Общим оставалось одно – то осеннее безлюдье, когда на посёлок, как и на все окрестные дачи, надвигается октябрьская мгла и в ней постепенно исчезают немногие огоньки.
В одном из новых домов посёлка жила молодая девушка, приехавшая из степей на границе с Монголией, чтобы завоевать столицу. С ней произошло то же, что и со многими древними завоевателями из тех краёв. Они снаряжали войско, отправлялись в путь, были даже успешны в битве, но потом оказывалось, что завоевали они что-то не то, – во всяком случае, не то, что они хотели. Так и эта девушка, не проиграв ни одного сражения, вдруг обнаружила себя в кафе на трассе – в белом переднике. Хоть теперь это место уже считалось столицей, результат её, понятно, не радовал. Она снимала дом и подозревала, что скидка в оплате предполагает услугу сторожа. Весной хозяева вернутся и придётся искать новое место, но это будет только весной, так что об этом можно было пока не думать.
Идя в своё кафе и возвращаясь домой в одинаковой серой мгле, она видела два вечно горящих окна старой дачи. В этом месте садовый посёлок кончался, а дачный начинался, но никому до этого не было дела. Даже электрическая линия приходила на один трансформатор, и, только исследуя провода, можно было понять, куда они несут электричество. В том дачном доме жил старик, кажется вполне мусорного вида, и девушке казалось, что он просто экономит на движениях. Оттого свет горит круглые сутки, потому что ему лень поднимать руку к выключателю. Каждый раз, проходя мимо этого дачного света, похожего на бруски сливочного масла, она испытывала зависть. Этим людям не нужно было ничего завоёвывать, всё своё они получили в наследство – вместе с лесом, его ползучими обитателями, а также птицами. Да и сам дом был побогаче, чем тот, что снимала она. Чужая дача иногда казалась ей живым существом, и девушка время от времени даже разговаривала с ней. Про себя, конечно. Старые и новые постройки тут вообще были живее многих людей, а председатель правления СНТ и вовсе казался похож на зомби.
Не сказать, что тот дом был разговорчивым собеседником, но девушке нравилось, как он встречает её своими жёлтыми глазами.

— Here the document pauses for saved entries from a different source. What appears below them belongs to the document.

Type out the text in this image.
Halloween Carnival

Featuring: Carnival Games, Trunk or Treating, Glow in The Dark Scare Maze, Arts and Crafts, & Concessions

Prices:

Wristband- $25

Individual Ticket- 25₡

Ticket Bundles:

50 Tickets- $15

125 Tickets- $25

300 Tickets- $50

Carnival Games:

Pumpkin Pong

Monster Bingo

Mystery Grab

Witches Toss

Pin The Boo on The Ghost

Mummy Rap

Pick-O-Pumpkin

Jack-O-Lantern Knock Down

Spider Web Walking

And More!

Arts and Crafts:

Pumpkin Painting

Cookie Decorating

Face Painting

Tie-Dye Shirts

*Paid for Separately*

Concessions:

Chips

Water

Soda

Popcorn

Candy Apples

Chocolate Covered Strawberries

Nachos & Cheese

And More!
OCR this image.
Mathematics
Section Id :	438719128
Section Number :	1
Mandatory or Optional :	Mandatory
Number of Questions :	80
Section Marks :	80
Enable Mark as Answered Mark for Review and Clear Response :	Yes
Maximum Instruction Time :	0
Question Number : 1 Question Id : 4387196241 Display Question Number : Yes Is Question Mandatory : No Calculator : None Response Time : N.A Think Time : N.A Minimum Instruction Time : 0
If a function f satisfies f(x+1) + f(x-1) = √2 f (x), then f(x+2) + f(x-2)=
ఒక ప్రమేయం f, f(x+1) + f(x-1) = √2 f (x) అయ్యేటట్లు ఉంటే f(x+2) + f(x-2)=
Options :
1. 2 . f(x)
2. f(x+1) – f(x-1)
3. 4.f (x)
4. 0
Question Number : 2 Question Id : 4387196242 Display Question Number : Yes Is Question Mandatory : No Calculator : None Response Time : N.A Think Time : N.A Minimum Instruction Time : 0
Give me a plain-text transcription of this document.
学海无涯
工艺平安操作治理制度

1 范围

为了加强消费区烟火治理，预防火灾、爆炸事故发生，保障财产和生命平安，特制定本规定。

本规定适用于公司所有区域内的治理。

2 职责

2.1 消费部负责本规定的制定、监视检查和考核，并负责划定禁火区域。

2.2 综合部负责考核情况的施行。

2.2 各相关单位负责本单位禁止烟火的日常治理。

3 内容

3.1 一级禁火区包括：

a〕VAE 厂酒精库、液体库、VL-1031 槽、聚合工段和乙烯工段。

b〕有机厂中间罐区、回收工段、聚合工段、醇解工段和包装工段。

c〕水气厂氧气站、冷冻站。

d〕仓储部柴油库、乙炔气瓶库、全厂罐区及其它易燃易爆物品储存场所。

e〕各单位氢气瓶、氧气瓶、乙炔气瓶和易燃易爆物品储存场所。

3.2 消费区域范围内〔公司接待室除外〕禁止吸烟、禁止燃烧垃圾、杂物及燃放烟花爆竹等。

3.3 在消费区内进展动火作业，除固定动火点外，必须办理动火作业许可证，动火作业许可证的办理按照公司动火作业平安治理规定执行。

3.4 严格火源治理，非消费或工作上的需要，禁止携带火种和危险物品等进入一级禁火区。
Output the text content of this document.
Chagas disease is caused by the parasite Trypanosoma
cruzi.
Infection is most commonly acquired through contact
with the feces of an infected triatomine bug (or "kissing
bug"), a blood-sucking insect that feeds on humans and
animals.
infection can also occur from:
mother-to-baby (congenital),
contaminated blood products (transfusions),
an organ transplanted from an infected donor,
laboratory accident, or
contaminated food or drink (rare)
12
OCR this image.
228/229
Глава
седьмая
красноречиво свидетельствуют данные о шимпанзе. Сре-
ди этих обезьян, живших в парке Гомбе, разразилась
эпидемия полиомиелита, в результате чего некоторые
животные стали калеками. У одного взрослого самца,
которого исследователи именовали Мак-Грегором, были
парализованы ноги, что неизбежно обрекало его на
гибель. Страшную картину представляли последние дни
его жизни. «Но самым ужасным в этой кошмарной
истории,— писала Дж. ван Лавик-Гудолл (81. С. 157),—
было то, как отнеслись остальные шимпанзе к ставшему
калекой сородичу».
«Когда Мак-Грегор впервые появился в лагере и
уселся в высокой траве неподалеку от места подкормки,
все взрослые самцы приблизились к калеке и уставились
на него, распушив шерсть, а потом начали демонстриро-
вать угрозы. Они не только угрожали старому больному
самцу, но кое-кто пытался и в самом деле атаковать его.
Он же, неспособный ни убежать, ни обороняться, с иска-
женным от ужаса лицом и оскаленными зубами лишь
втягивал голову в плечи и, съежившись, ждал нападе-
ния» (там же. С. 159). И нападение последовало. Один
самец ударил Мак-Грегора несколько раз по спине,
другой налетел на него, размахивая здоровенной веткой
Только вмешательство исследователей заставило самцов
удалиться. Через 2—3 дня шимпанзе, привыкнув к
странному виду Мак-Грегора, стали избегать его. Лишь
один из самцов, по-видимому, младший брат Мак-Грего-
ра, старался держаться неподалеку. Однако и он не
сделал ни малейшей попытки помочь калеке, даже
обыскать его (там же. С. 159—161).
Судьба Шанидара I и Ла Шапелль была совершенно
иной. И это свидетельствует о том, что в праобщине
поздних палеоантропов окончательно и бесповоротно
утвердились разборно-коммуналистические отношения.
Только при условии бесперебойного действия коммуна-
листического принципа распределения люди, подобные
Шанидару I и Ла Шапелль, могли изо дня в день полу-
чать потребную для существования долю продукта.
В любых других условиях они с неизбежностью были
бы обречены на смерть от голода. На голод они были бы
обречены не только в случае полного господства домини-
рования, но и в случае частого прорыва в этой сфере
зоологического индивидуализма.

Однажды в кафе приехала санитарная служба, чтобы произвести ритуальный, но не очень действенный обряд полива и опрыскивания помещений какими-то загадочными веществами. Поэтому официантка отправилась домой в неурочный час. Спиной она чувствовала, что кто-то приближается к ней, идя чуть быстрее. На всякий случай девушка сунула руку в карман, где притаился безнадёжный оборонительный баллончик. Но человек обогнал её по другой стороне просёлка и свернул к дачам. Он отворил ту самую калитку, за которой светились два масляных глаза, и вот уже должен был исчезнуть за ней, как оборвались ручки у сумки на его плече. Немудрёная еда рассыпалась, и к ногам официантки подкатилась голубая банка сгущёнки.
Ей было не трудно помочь пожилому человеку, и вот они уже уселись на корточки, следуя поверью, что быстро поднятое не считается упавшим. Вместе они подтащили набитую сумку к крыльцу, и теперь она разглядела его. Старик оказался не таким уж стариком, скорее человеком, возраст которого смыт с лица. Но точно – пенсионер, такому может быть и шестьдесят, и семьдесят.